Por Coisas da Política
WILSON CID - [email protected]
COISAS DA POLÍTICA
Procura-se a OEA
Publicado em 18/08/2026 às 17:01
Alterado em 18/08/2026 às 17:01
Instigante, ao mesmo tempo preocupante, o desinteresse que o Congresso Nacional e lideranças partidárias demonstram frente aos desacertos que prosperam nas relações do Brasil com a Argentina e com os Estados Unidos, se assistimos a uma novela de troca de suspeitas e acusações, com tudo para merecer acompanhamento mais atento, sem que nos contentemos com pronunciamentos isolados e incapazes de repercutir, competentemente, a evolução dos acidentes com aqueles países. Quanto aos estadunidenses, nos primeiros meses das dificuldades, ainda ausente a ameaça de maiores conflitos, o problema se restringia à sobretaxação que o presidente Trump impôs aos exportadores brasileiros; restava a expectativa de que o diálogo entre empresários e autoridades levaria a um desempenho satisfatório, demarcado pelos limites de interesses de mercado.
À proporção em que a sobretaxa vai se arrastando, sem solução, é certo que ela comporta outros objetivos, mais profundos, pano de fundo em questões que não escapam dos conselheiros políticos da Casa Branca. De imediato, com todas as evidências, o interesse em dificultar a campanha de reeleição de Lula, presidente que se rege por princípios ideológicos inaceitáveis para Trump, pois conflitam com linhas básicas do capitalismo. Uma segunda questão, não imediata, porém muito importante, é que desagrada demais aos Estados Unidos sentir que os pés da China pisam, cada vez mais fundo, em terras do Brasil.

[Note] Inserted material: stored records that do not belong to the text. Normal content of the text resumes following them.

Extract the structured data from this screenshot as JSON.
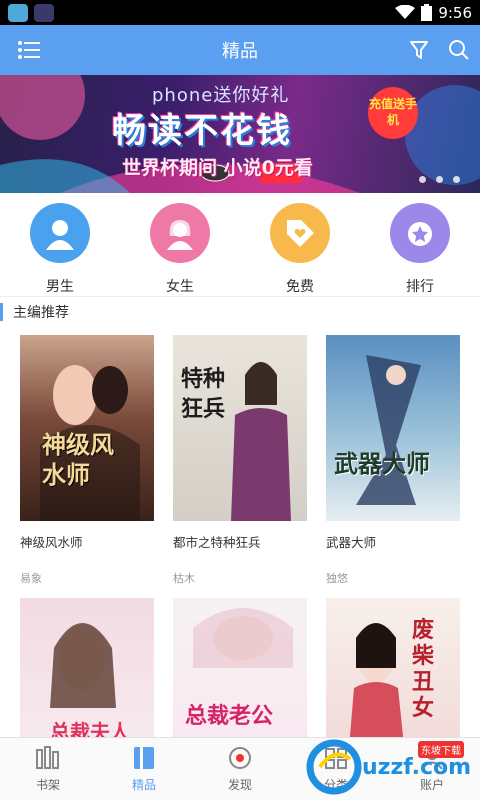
{
  "status": {
    "time": "9:56"
  },
  "header": {
    "title": "精品"
  },
  "banner": {
    "small_text": "phone送你好礼",
    "main_text": "畅读不花钱",
    "sub_text": "世界杯期间 小说0元看",
    "tag_text": "充值送手机"
  },
  "categories": [
    {
      "label": "男生",
      "color": "#4aa2ee"
    },
    {
      "label": "女生",
      "color": "#ef79a6"
    },
    {
      "label": "免费",
      "color": "#f7b94c"
    },
    {
      "label": "排行",
      "color": "#9c88e8"
    }
  ],
  "section": {
    "title": "主编推荐"
  },
  "books": [
    {
      "title": "神级风水师",
      "author": "易象",
      "cover_text": "神级风水师"
    },
    {
      "title": "都市之特种狂兵",
      "author": "枯木",
      "cover_text": "特种狂兵"
    },
    {
      "title": "武器大师",
      "author": "独悠",
      "cover_text": "武器大师"
    },
    {
      "title": "",
      "author": "",
      "cover_text": "总裁夫人"
    },
    {
      "title": "",
      "author": "",
      "cover_text": "总裁老公"
    },
    {
      "title": "",
      "author": "",
      "cover_text": "废柴丑女"
    }
  ],
  "tabs": [
    {
      "label": "书架"
    },
    {
      "label": "精品"
    },
    {
      "label": "发现"
    },
    {
      "label": "分类"
    },
    {
      "label": "账户"
    }
  ],
  "watermark": {
    "text": "uzzf.com",
    "sub": "东坡下载"
  }
}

(Trump reedita a Doutrina Monroe, uma senhora idosa e madrasta de 203 anos: a América para os americanos, desde que sejam os americanos do norte...)
2 – Nossas dificuldades, além de divergências com Washington e Buenos Aires, incluem o esvaziamento das funções de embaixadas, avançam em batalhas verbais e ofensas mútuas, sem que nos falte, para agravar, um distanciamento em relação aos países de orientação direitista do continente.Tudo concorrendo para se indagar onde está e aonde vai a Organização dos Estados Americanos, que não viu as ameaças da Venezuela de invadir a Guiana, como também não se pronunciou sobre a escancarada invasão de Caracas, de onde saiu refém de tropas americanas o presidente Maduro.

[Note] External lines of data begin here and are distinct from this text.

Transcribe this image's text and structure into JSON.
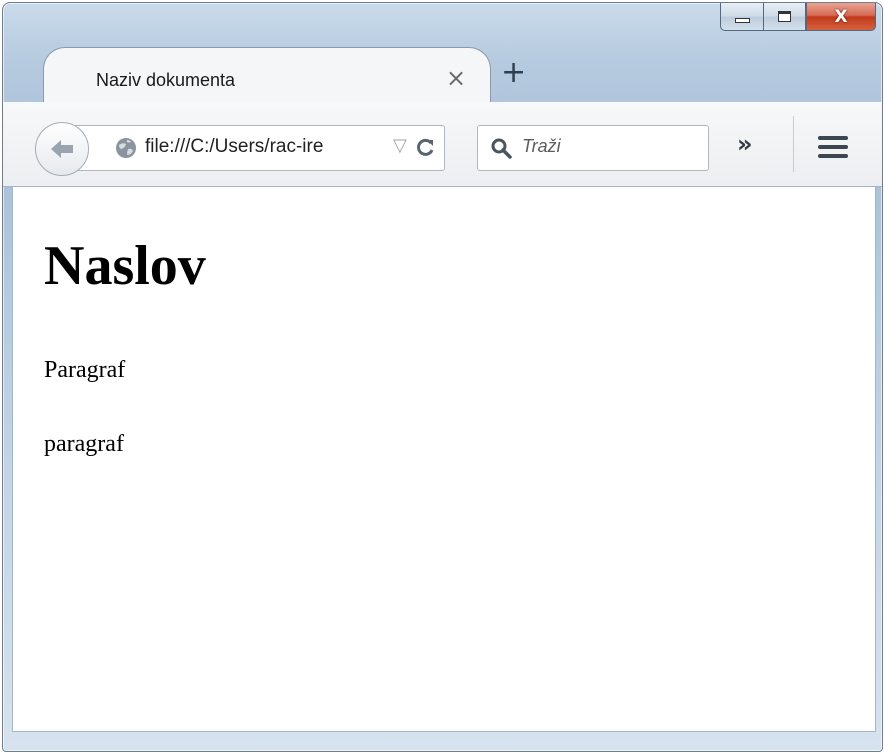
{
  "window": {
    "minimize_icon": "minimize-icon",
    "maximize_icon": "maximize-icon",
    "close_label": "X"
  },
  "tab": {
    "title": "Naziv dokumenta",
    "close_glyph": "×",
    "new_tab_glyph": "+"
  },
  "toolbar": {
    "url": "file:///C:/Users/rac-ire",
    "dropmarker": "▽",
    "reload_glyph": "C",
    "search_placeholder": "Traži",
    "overflow_glyph": "»"
  },
  "page": {
    "heading": "Naslov",
    "paragraphs": [
      "Paragraf",
      "paragraf"
    ]
  },
  "colors": {
    "close_button": "#c2391b",
    "frame": "#b6cadf"
  }
}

O que pensa a OEA, nos seus 78 anos de compromisso com a paz continental?, quando as relações entre os governos vão despencando para impasses perigosos. O mínimo, entre o muito desejável, seria Senado e Câmara colher informações sobre o marasmo da entidade, convidando a vir a Brasília nosso embaixador, Benoni Belli. Os poderes Legislativo e Executivo, bem como a sociedade brasileira, têm direito de interpelar e saber se há gestões em curso ou previstas para que a Organização entre em cena e trabalhe para harmonizar as relações no continente. Os sinais, contudo, são de terrível omissão.
3 – Um bom serviço poderia se resumir em dois projetos. O primeiro: sensibilizar Washington, Brasília e Buenos Aires a confiar menos no humor político e mais na diplomacia, que forma profissionais capazes de vencer ou contornar crises. O segundo projeto: convencer os presidentes Trump, Lula e Millei a falar menos e ouvir mais. Não é fácil, mas não custa tentar.